Transforming a nation, one woman at a time
When African governments and donors treat the agricultural sector in Africa as a commercially viable sector, there is a potential to create millions of jobs and dollars in revenue. This is in line with the Sustainable Development Goals 1, 5 and 9 (Poverty, gender equality and economic growth, respectively). Supporting the agriculture sector, agro-allied businesses and specifically women farmers, boosts the national economy, increases national food supply and exports, empowers women and provides healthier food choices for our families.
Growing non-oil commodities diversifies national wealth creation and when we support female farmers and agro-allied business and entrepreneurs, we are helping them to dream big and to expand their farms towards exporting their Nigerian-made products. As noted by Tony Elumelu, local farmers need “investments that promote mechanized farming and processing, as well as capital to provide key infrastructure supportive of sustained growth in the agriculture sector.”

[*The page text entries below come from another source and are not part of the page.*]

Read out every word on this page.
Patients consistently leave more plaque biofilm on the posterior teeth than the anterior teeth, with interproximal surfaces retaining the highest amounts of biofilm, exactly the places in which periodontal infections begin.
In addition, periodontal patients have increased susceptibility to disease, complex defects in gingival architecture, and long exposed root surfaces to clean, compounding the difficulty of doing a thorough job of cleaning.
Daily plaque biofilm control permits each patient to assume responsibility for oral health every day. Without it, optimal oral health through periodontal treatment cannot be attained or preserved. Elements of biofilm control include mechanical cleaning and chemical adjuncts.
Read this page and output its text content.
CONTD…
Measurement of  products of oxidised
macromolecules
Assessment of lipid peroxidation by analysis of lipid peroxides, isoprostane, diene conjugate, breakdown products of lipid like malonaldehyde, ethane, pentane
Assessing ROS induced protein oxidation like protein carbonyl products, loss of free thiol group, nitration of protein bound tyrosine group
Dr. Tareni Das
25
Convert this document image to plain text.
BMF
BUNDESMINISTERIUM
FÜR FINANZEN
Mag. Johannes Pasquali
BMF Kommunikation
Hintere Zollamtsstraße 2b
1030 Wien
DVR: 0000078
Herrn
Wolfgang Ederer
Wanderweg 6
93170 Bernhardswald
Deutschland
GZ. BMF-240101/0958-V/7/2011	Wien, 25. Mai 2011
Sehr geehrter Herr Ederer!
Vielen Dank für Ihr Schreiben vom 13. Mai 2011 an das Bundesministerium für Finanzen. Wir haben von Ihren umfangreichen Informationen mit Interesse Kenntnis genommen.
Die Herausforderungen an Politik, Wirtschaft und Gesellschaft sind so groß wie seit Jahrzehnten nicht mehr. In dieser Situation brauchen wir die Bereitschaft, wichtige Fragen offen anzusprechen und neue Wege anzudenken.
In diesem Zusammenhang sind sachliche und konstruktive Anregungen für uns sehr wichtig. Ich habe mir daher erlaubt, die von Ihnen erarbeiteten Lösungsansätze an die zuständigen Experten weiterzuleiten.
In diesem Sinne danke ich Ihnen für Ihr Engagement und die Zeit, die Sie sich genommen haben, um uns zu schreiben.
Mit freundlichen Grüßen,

Increase national food supply and exports
As a nation, we need to look inward in terms of food security and supply of home grown products for consumption. Looking inward also means not being heavily reliant on imported or processed foods including baby foods. One must be able to provide children and the entire household the very best in nutritional value, while saving money, by buying locally; thereby, enhancing Nigeria’s food security and local consumption.
Also by supporting the local female farmers, we are directly powering entrepreneurial investment, supporting women-owned businesses and most importantly helping to put money back into her household that will feed her children.
Research (by the United Nations’ Women) shows that a woman’s economic empowerment can have positive influence on her health, educational pursuits, and that of her children. It also increases her access to information, and equips her with skills to grow a business – which all affect the growth and health of her household, the community and supports all efforts of sustainable development. Women make up 70% of the world’s working hours and earn only 10% of the world’s income and half of what men earn. This leads to greater poverty, slower economic growth and a lower standard of living.
Empowering women farmers can also come in the form of promoting women co-op societies to enhance the growth of women-led wealth creation within communities, conducting vocational skill training with business capital tools, promoting small-scale industries and commercial activities among women – with a tailored focus on women in rural areas, and increasing the number of women accessing finance.
Providing healthier food choices for families
Healthier meals are simply those that are not highly processed, and are fresh from the farm to the table because they provide nutrients in their raw state and are generally more nourishing. For the moms who are the captains in selecting the meals for the household, please note that the more you deviate from that which is natural, the more risks you are taking when feeding your children and household. Natural whole foods should be the number one option for feeding the household especially when you factor in the by-products of highly processed foods, some of which can lead to cancer, and other health-related issues all adding up to a high infant and maternal mortality rate.
The way a child is fed during the very critical infant age, can affect the child into adulthood and the entire duration of his/ her life. This is why it is extremely essential to give your child the daily vitamins and minerals required for healthy living and these are primarily found in whole unprocessed foods. The organic grains, beans, yams, fruits and vegetables found in the local market are all acceptable here.
These and more are just some of the vital reasons to support women in agriculture. Farming holds a special significance in building the national economy. The agriculture sector is key in sustainable development and its overall effect in industry diversification is vital for Nigeria’s prosperity. In countries around the world today, both developed and underdeveloped, sustainable farming is encouraged for national food security.
The Abuja Declaration on Participatory Development holds that: “sustainable development can only be achieved with the full participation of women.” Programs and activities should be developed to encourage women farmers. For some women to participate in growing the agricultural sector, potential farmers must be provided with seed capital, access to inputs, crop seeds, credits and extension services, as well as accessing the necessary machinery and training. There are many types of farming that women farmers can pursue: poultry and fish farming, rearing of snails and piggery farming, to name a few. Food processing, especially dried foods, such as fruits and other perishable foods, are on the rise. Dried fruits and foods such as plaintain chips can be processed in different ways and sold for economic gains for the farmer, the processor, the exporter and the nation as a whole. All of these are more than sufficient reasons why women should be aggressively and deliberately positioned for economic empowerment.